Aproveitando a lucidez e distância de não ser brasileiro nesta hora triste, disse à senhora da padaria que se tratava apenas de um jogo de futebol, que o Brasil era mais do que uma semi-final, que dentro de uns dias estaria tudo bem. Ela olhou para mim como se eu fosse incapaz de perceber a sua dor e, pior, estivesse a agravá-la com o meu desprendimento de gringo que não sabe – e provavelmente nunca saberá – o que é ganhar uma Copa do Mundo.
Afinal o Brasil veio, mas fala alemão
Ficaram numa praia isolada da Bahia, mas misturaram-se com os brasileiros como nenhuma outra seleção. Confraternizaram com índios, escolheram um equipamento igual ao do Flamengo como segunda opção para os jogos, vestiram a camisola e cantaram o hino do Bahia, torceram pelo Brasil durante todo o torneio, fizeram um videoclip com a música de Tieta, desfrutaram do calor e comportaram-se com ginga e malemolência. Foram tocados pela leveza dos trópicos e pela alegria deste país. Ontem, o efeito Brasil deu resultado na seleção Alemanha. Na grande área de Júlio César, mais do que uma vez, os alemães trocaram a bola, antes de marcar mais um golo, como se estivessem numa pelada de praia. Só faltou o churrasquinho.
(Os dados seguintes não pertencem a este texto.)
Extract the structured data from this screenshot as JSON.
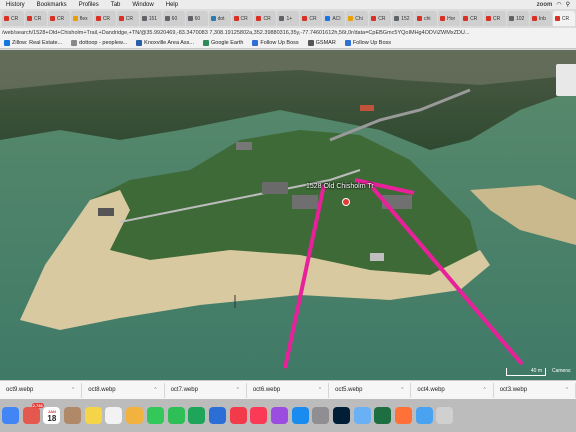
{
  "menubar": {
    "items": [
      "History",
      "Bookmarks",
      "Profiles",
      "Tab",
      "Window",
      "Help"
    ],
    "zoom_label": "zoom"
  },
  "tabs": [
    {
      "label": "CR",
      "color": "#d93025"
    },
    {
      "label": "CR",
      "color": "#d93025"
    },
    {
      "label": "CR",
      "color": "#d93025"
    },
    {
      "label": "flex",
      "color": "#e8a000"
    },
    {
      "label": "CR",
      "color": "#d93025"
    },
    {
      "label": "CR",
      "color": "#d93025"
    },
    {
      "label": "151",
      "color": "#5f6368"
    },
    {
      "label": "60",
      "color": "#5f6368"
    },
    {
      "label": "60",
      "color": "#5f6368"
    },
    {
      "label": "dot",
      "color": "#2a7ab0"
    },
    {
      "label": "CR",
      "color": "#d93025"
    },
    {
      "label": "CR",
      "color": "#d93025"
    },
    {
      "label": "1+",
      "color": "#5f6368"
    },
    {
      "label": "CR",
      "color": "#d93025"
    },
    {
      "label": "ACI",
      "color": "#1a73e8"
    },
    {
      "label": "Chi",
      "color": "#e8a000"
    },
    {
      "label": "CR",
      "color": "#d93025"
    },
    {
      "label": "152",
      "color": "#5f6368"
    },
    {
      "label": "chi",
      "color": "#d93025"
    },
    {
      "label": "Hor",
      "color": "#d93025"
    },
    {
      "label": "CR",
      "color": "#d93025"
    },
    {
      "label": "CR",
      "color": "#d93025"
    },
    {
      "label": "102",
      "color": "#5f6368"
    },
    {
      "label": "Inb",
      "color": "#d93025"
    },
    {
      "label": "CR",
      "color": "#d93025"
    }
  ],
  "address": {
    "url": "/web/search/1528+Old+Chisholm+Trail,+Dandridge,+TN/@35.9920469,-83.3470083 7,308.19125802a,352.39880316,35y,-77.74601612h,56t,0r/data=CpEBGmc5YQoIMHg4ODViZWMxZDU..."
  },
  "bookmarks": [
    {
      "label": "Zillow: Real Estate...",
      "color": "#1277e1"
    },
    {
      "label": "dottoop - peoplew...",
      "color": "#888888"
    },
    {
      "label": "Knoxville Area Ass...",
      "color": "#2a5ea8"
    },
    {
      "label": "Google Earth",
      "color": "#2e8b57"
    },
    {
      "label": "Follow Up Boss",
      "color": "#2f6fd6"
    },
    {
      "label": "GSMAR",
      "color": "#555555"
    },
    {
      "label": "Follow Up Boss",
      "color": "#2f6fd6"
    }
  ],
  "map": {
    "place_label": "1528 Old Chisholm Tr",
    "scale_label": "40 m",
    "camera_label": "Camera:",
    "boundary_color": "#e8219a"
  },
  "downloads": [
    {
      "label": "oct9.webp"
    },
    {
      "label": "oct8.webp"
    },
    {
      "label": "oct7.webp"
    },
    {
      "label": "oct6.webp"
    },
    {
      "label": "oct5.webp"
    },
    {
      "label": "oct4.webp"
    },
    {
      "label": "oct3.webp"
    }
  ],
  "dock": {
    "badge_count": "2,736",
    "calendar_month": "JAN",
    "calendar_day": "18",
    "apps": [
      {
        "name": "chrome-icon",
        "color": "#4285f4"
      },
      {
        "name": "photos-icon",
        "color": "#e5584f"
      },
      {
        "name": "calendar-icon",
        "color": "#ffffff"
      },
      {
        "name": "contacts-icon",
        "color": "#b08968"
      },
      {
        "name": "notes-icon",
        "color": "#f5d547"
      },
      {
        "name": "reminders-icon",
        "color": "#f2f2f2"
      },
      {
        "name": "photos2-icon",
        "color": "#f1b33d"
      },
      {
        "name": "messages-icon",
        "color": "#34c759"
      },
      {
        "name": "facetime-icon",
        "color": "#2fbf57"
      },
      {
        "name": "numbers-icon",
        "color": "#1fa55a"
      },
      {
        "name": "keynote-icon",
        "color": "#2b6fd6"
      },
      {
        "name": "news-icon",
        "color": "#f23a4a"
      },
      {
        "name": "music-icon",
        "color": "#fb3a55"
      },
      {
        "name": "podcasts-icon",
        "color": "#9b4de0"
      },
      {
        "name": "appstore-icon",
        "color": "#1a8cf0"
      },
      {
        "name": "settings-icon",
        "color": "#8e8e93"
      },
      {
        "name": "photoshop-icon",
        "color": "#001e36"
      },
      {
        "name": "preview-icon",
        "color": "#6ab0f5"
      },
      {
        "name": "excel-icon",
        "color": "#1d6f42"
      },
      {
        "name": "firefox-icon",
        "color": "#ff7139"
      },
      {
        "name": "finder-icon",
        "color": "#4aa3f0"
      },
      {
        "name": "trash-icon",
        "color": "#d0d0d0"
      }
    ]
  }
}
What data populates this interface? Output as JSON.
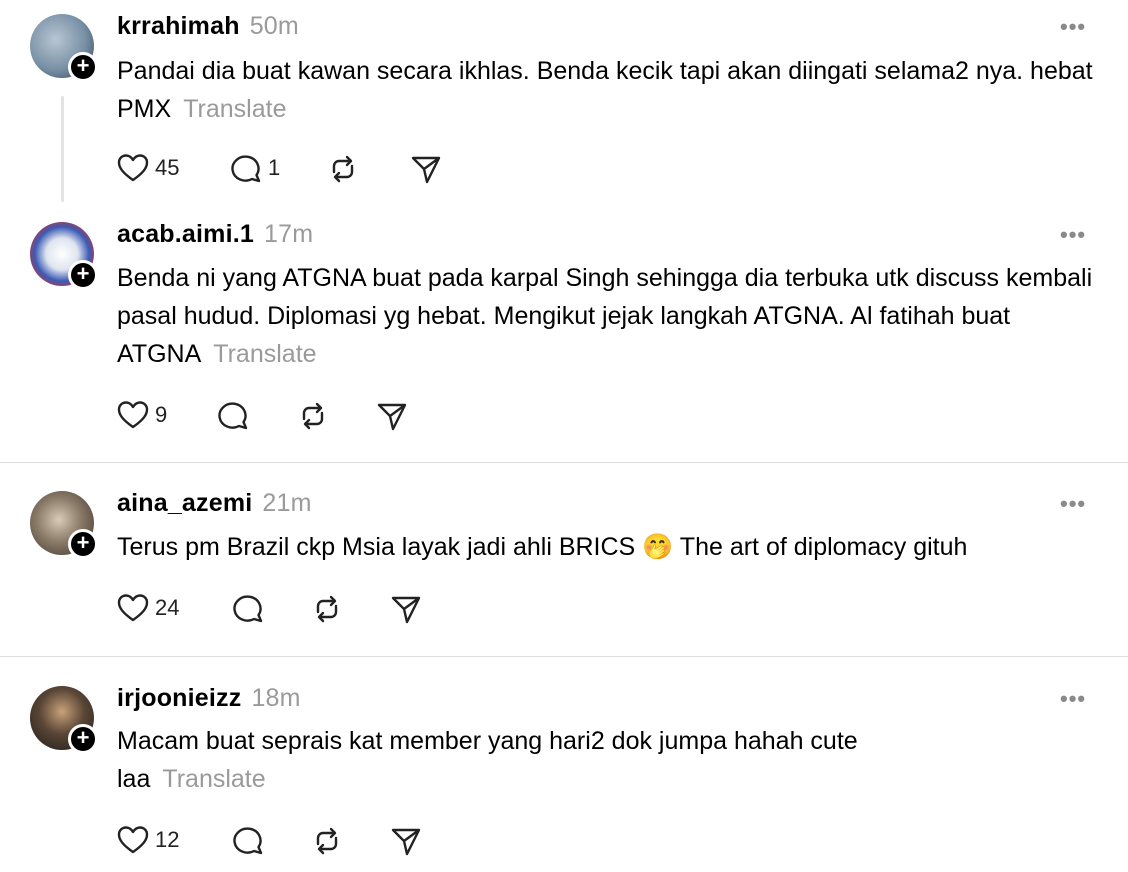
{
  "posts": [
    {
      "username": "krrahimah",
      "time": "50m",
      "text": "Pandai dia buat kawan secara ikhlas. Benda kecik tapi akan diingati selama2 nya. hebat PMX",
      "translate": "Translate",
      "likes": "45",
      "replies": "1",
      "reposts": "",
      "avatar_color": "#6f8aa0"
    },
    {
      "username": "acab.aimi.1",
      "time": "17m",
      "text": "Benda ni yang ATGNA buat pada karpal Singh sehingga dia terbuka utk discuss kembali pasal hudud. Diplomasi yg hebat. Mengikut jejak langkah ATGNA. Al fatihah buat ATGNA",
      "translate": "Translate",
      "likes": "9",
      "replies": "",
      "reposts": "",
      "avatar_color": "#3b5bb5"
    },
    {
      "username": "aina_azemi",
      "time": "21m",
      "text": "Terus pm Brazil ckp Msia layak jadi ahli BRICS 🤭 The art of diplomacy gituh",
      "translate": "",
      "likes": "24",
      "replies": "",
      "reposts": "",
      "avatar_color": "#6b5e52"
    },
    {
      "username": "irjoonieizz",
      "time": "18m",
      "text": "Macam buat seprais kat member yang hari2 dok jumpa hahah cute laa",
      "translate": "Translate",
      "likes": "12",
      "replies": "",
      "reposts": "",
      "avatar_color": "#4a4a4a"
    }
  ],
  "icons": {
    "like": "heart-icon",
    "reply": "comment-icon",
    "repost": "repost-icon",
    "share": "send-icon",
    "more": "more-options-icon",
    "follow": "plus-icon"
  },
  "more_glyph": "•••",
  "follow_glyph": "+"
}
O brasileirão e eleições, não, por favor
Com a aproximação do final do Campeonato do Mundo tenho ouvido muitas, mas mesmo muitas vezes, dois lamentos: vem aí o campeonato brasileiro e as eleições presidenciais. Tanto um evento como outro, presumo, mostram a tristeza com o regresso aos dias de sempre e a inevitabilidade do confronto com a realidade brasileira: maus jogos, maus dirigentes, maus políticos, maroscas, complôs, trocas de favores, ganância, populismo eleitoral, cara de pau, e essa sensação asfixiante de que passam as Copas, mas o país regressa sempre ao local de partida.
Os hermanos
O Brasil não quer jogar com a Argentina. Já não queria na final – perder com os principais rivais, em casa, assustava a torcida. Mas disputar o triste jogo para apurar o terceiro posto, depois de uma goleada, com a Argentina, também não é algo que faça bem ao estado febril e pálido da autoestima brasileira. Uma partida Brasil – Holanda caía melhor entre os adeptos, mas pensar que a Argentina pode ser campeã do mundo no Maracanã, vencendo a equipa que deu 7-1 ao anfitrião, também não é uma fantasia muito apetecida.